C’était l’occasion pour Benoît Lutgen de rappeler toute l’utilité de l’Europe, sans angélisme.

C’est à bord d’un bateau que Benoît Lutgen et son équipe ont débarqué à Mons, mercredi matin. Tout un symbole pour la tête de liste CDH aux Européennes.

“Le bateau présente des solutions en matière de développement économique et de climat pour la Wallonie”, pointe le démocrate humaniste. “Si aujourd’hui, notre équipe peut lier Liège à Tournai en passant par Mons et même Bruxelles, c’est grâce à une mise à gabarit de notre réseau fluvial que j’ai pu accompagnée lorsque j’étais ministre des Travaux publics.
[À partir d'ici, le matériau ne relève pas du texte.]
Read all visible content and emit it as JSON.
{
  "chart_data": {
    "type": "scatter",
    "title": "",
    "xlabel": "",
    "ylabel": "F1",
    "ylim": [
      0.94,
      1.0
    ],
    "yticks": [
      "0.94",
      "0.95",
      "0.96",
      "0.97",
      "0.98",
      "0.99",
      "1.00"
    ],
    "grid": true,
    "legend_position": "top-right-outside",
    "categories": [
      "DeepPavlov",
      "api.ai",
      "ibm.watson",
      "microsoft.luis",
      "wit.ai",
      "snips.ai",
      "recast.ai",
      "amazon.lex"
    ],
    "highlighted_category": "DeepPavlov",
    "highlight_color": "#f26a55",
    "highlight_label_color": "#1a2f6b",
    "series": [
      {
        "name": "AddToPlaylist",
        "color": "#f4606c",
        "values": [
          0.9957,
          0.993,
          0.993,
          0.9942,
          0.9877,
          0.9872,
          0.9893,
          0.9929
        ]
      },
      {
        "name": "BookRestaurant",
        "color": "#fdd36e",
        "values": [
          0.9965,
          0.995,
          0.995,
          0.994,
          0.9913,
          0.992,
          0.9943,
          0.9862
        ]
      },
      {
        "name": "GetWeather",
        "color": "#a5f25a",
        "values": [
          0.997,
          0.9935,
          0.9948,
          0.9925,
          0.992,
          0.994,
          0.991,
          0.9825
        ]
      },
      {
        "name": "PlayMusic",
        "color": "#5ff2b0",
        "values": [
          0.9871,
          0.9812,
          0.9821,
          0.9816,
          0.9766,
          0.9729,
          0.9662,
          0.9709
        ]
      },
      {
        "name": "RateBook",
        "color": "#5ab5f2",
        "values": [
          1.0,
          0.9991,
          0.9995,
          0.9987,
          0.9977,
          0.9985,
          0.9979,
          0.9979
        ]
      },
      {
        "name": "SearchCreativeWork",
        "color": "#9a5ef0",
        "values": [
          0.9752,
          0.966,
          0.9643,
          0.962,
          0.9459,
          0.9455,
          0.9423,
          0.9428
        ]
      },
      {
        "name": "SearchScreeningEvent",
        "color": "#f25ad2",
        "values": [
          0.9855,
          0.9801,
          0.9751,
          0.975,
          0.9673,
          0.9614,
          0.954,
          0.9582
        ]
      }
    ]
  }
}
Cela n’aurait pas été possible sans les fonds européens. Et c’est un enjeu crucial pour notre région. C’est la possibilité d’avoir des millions de camions en moins sur nos routes. C’est aussi une moins grande dépendance au port d’Anvers avec des liens entre le Havre et Amsterdam.”

A Mons, le CDH a débarqué au Grand Large. “Un port de plaisance qui a aussi bénéficié de subsides européens”, précise Benoît Lutgen. Tout comme l’Arthothèque que l’Ardennais a pu visiter, impressionné par la valorisation numérique de notre patrimoine.

Pour le candidat CDH, l’Union européenne démontre son utilité à tous les coins de rue. Cette union européenne essuie pourtant de plus en plus de critiques… “Et il y a des critiques tout à fait justifiées sur la justice sociale et fiscale par exemple”, relève Benoît Lutgen. “Ou sur le manque d’accroches entre l’euro d’une part et ces politiques sociales et fiscales d’autres part. C’est un problème aussi lorsque l’Europe tergiverse sur de grands enjeux comme la politique migratoire. C’est pourquoi il faut que l’Europe puisse réenchanter les citoyens.”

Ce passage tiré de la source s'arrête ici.